Mana lagi yang anda tanyakan pada saya? Gorontalo..propinsi yang masih relatif baru ini popularitasnya menjulang berkat kiprah gubernurnya yang dulu terkenal sebagai pengusaha besar, Dr.Ir.Fadel Muhammad. Lulusan ITB Sipil dan doktor dari UGM yang mengeluarkan buku tentang kebijakannya dalam membangun Gorontalo yang tercermin dari desertasi doktoralnya. Penghasil jagung terbesar dan mencoba membangun propinsi seperti Aceh tetapi di Sulawesi (gerbang timur Indonesia) dengan masyarakatnya yang mayoritas beragama Islam. Pia kerawangnya sangat lezat, berbeda rasa dengan bakpia Pathok Jogya, pia Semarang atau Surabaya. Tenun Kerawangnya juga sangat elegan.

Palu di Sulawesi Tengah yang karena tetangga kabupatennya (yang kenyataannya jaraknya sangat jauh) Poso pernah “berkobar” membuat keberadaannya juga dijauhi. Ketika saya dan suami pergi ke sana, banyak yang membelalakkan mata. Mengapa di sana? Apa tidak bahaya? Faktanya, di Palu saat weekend sangatlah sulit mencari hotel. Padahal hotel yang ada sangat banyak. Tetapi kami malah dibantu “stranger” hingga dapat penginapan di mess Kabupaten Poso. Pemandangan lautnya sangat indah. Makanan khasnya kaledo di beberapa restoran selalu saja habis. Bayangkan betapa ramainya kota itu terutama di malam hari. Angkotnyapun selalu available hingga malam. Nggak terbayang kan kerusuhan Poso di Palu. Pasti kotanya langsung jadi kota mati, sepi.

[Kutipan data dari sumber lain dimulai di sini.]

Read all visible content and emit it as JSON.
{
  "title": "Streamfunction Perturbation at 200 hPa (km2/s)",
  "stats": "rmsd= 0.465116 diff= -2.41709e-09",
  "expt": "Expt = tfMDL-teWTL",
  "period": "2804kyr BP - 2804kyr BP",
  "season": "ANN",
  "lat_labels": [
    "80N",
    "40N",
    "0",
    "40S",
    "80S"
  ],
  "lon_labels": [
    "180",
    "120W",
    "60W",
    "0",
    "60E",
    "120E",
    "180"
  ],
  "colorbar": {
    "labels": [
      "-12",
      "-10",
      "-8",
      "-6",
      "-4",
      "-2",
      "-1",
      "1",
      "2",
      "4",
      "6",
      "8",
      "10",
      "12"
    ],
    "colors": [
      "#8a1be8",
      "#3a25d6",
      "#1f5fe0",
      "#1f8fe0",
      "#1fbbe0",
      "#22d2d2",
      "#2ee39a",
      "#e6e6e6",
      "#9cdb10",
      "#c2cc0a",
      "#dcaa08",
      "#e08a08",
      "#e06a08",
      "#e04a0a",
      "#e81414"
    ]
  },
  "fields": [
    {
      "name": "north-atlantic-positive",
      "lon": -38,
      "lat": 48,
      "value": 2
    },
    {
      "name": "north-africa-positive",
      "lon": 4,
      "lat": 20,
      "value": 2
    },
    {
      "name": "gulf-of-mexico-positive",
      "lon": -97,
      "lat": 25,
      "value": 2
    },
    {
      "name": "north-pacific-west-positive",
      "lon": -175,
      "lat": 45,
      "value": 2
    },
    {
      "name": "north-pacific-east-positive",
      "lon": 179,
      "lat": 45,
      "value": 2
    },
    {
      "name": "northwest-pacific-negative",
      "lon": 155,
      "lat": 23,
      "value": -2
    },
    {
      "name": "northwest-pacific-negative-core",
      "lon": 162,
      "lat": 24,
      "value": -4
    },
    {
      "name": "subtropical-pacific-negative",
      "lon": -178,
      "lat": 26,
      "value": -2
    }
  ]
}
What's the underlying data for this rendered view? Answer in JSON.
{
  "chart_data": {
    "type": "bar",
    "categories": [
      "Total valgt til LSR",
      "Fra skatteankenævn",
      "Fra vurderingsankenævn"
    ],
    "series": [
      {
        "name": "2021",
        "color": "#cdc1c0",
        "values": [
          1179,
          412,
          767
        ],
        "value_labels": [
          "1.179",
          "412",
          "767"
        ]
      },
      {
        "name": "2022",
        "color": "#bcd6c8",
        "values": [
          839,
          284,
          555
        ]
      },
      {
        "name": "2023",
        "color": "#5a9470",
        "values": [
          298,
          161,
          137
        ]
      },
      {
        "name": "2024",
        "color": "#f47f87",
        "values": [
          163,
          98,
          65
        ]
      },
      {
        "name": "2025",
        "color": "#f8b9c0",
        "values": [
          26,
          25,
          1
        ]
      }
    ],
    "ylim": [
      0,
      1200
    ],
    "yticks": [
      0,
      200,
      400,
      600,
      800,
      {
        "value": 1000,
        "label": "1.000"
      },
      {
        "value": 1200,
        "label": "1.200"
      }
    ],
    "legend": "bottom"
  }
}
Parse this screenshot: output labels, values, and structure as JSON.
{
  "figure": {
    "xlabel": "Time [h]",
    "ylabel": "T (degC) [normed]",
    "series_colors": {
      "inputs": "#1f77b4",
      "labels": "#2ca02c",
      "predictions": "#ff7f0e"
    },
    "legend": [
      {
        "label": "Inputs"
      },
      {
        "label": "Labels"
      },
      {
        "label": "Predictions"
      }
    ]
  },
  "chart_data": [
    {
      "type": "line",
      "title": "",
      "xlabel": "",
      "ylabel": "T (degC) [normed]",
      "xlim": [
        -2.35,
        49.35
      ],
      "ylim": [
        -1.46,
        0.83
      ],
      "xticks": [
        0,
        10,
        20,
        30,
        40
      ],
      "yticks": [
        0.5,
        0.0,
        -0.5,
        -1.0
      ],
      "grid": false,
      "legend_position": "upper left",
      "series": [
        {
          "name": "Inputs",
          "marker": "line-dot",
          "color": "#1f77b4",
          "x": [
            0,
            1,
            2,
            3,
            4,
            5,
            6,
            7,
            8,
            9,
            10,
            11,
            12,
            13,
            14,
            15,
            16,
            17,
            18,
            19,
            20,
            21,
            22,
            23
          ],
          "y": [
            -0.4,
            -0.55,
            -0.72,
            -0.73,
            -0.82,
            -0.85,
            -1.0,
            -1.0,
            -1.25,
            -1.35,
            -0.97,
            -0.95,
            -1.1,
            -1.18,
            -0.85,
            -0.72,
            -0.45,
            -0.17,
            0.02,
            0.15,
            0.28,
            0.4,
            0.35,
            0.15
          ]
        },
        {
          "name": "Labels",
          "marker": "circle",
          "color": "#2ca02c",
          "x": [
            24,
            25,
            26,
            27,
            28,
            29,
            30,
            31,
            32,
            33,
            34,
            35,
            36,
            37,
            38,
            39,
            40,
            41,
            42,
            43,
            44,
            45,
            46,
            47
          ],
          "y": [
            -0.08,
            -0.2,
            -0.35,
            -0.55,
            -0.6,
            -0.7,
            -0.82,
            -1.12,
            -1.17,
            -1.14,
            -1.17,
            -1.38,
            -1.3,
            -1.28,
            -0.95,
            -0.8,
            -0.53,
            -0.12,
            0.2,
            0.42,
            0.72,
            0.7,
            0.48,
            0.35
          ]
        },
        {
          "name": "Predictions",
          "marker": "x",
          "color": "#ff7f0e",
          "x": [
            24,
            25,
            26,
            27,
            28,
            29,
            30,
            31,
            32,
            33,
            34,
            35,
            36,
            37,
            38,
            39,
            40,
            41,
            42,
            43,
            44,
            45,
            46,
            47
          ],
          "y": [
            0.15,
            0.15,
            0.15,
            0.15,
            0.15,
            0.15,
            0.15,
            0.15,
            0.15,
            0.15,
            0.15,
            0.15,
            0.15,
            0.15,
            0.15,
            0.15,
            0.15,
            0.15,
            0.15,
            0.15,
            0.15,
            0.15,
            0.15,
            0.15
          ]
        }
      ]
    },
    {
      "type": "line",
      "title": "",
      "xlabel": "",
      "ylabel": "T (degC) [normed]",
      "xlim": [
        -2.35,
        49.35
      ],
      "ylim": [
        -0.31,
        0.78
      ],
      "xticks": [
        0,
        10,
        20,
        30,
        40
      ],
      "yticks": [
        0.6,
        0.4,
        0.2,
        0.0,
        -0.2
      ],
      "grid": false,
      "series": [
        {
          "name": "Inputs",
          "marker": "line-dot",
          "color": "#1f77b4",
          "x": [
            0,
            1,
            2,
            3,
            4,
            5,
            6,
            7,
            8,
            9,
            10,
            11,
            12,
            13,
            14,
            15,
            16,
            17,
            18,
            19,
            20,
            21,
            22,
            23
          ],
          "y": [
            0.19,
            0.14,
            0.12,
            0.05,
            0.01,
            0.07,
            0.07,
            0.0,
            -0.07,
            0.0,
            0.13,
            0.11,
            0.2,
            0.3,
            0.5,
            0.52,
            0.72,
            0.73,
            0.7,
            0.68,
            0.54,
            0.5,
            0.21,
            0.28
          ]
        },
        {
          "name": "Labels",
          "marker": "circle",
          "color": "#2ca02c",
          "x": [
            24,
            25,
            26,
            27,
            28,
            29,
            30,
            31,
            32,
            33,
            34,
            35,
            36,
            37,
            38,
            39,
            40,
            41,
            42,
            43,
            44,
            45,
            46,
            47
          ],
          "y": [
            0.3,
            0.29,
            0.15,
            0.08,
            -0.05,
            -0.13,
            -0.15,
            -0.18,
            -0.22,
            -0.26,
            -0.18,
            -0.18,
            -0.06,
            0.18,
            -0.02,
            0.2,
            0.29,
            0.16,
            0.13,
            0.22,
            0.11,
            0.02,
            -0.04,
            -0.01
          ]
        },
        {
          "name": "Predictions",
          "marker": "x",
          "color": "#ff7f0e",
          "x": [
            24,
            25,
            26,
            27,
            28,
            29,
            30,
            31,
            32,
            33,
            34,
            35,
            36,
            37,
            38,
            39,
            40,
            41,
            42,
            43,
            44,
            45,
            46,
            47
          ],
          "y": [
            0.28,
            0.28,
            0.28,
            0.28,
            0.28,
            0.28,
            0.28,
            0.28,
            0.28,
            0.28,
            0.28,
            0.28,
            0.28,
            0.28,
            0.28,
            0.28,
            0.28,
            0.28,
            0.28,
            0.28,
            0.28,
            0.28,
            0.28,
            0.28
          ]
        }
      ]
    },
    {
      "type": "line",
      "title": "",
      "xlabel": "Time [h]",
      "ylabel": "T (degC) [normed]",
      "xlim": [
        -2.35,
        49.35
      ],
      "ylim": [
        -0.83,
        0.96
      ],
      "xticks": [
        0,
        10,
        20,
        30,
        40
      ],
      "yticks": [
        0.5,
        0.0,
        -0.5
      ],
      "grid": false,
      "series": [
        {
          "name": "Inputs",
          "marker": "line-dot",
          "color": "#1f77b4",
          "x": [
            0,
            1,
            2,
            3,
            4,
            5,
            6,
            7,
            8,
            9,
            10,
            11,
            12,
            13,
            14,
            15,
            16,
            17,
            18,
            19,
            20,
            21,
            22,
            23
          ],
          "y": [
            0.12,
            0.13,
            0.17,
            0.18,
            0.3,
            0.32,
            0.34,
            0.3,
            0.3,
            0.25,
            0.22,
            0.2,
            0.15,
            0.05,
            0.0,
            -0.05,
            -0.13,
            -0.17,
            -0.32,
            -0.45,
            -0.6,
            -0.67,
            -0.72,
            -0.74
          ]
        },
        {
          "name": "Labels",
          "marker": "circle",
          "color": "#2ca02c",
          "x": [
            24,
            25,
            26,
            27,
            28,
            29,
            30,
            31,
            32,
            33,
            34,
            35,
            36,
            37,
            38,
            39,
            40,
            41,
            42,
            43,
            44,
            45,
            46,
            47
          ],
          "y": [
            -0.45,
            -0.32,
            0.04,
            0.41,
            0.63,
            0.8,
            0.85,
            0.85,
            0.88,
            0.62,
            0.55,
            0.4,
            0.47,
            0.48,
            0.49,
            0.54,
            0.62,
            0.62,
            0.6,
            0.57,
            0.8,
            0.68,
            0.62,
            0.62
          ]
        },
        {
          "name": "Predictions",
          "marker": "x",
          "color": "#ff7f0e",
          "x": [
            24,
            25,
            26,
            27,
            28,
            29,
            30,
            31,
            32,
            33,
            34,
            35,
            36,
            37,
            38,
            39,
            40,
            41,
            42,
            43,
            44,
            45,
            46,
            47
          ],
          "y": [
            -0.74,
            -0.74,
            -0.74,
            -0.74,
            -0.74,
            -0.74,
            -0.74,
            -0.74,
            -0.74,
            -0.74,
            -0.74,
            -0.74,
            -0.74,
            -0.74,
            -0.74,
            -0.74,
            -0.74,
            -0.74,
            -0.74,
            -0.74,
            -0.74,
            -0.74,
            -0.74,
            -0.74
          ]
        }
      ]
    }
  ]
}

Belum lagi anda berkunjung ke Medan, Palembang, Makasar, Manado, Pekanbaru, Padang dan lainnya yang relatif lebih besar dan lebih dikenal. Belitung baru dilirik ketika Laskar Pelanginya Andrea Hirata “meledak”. Kami sudah kesana sebelumnya. Berbeda dengan Pangkalpinang di Bangka, Tanjung Pandan sangatlah sepi. Traffic lightnya hanya satu. Tetapi keberadaan pasar sangat menghidupkan suasana kota. Masakan gangan (ikan kuah asam) khas Belitung, terasinya dan kerupuk ikannya sangat menggoyang lidah. Batu satam merupakan oleh-oleh yang hanya bisa anda jumpai di Belitung. Batu tersebut bisa dipakai sebagai perhiasan dan hiasan di tongkat komando. Pantainya sangat unik seperti di pulau Bangka berhiaskan batu granit yang besar-besar.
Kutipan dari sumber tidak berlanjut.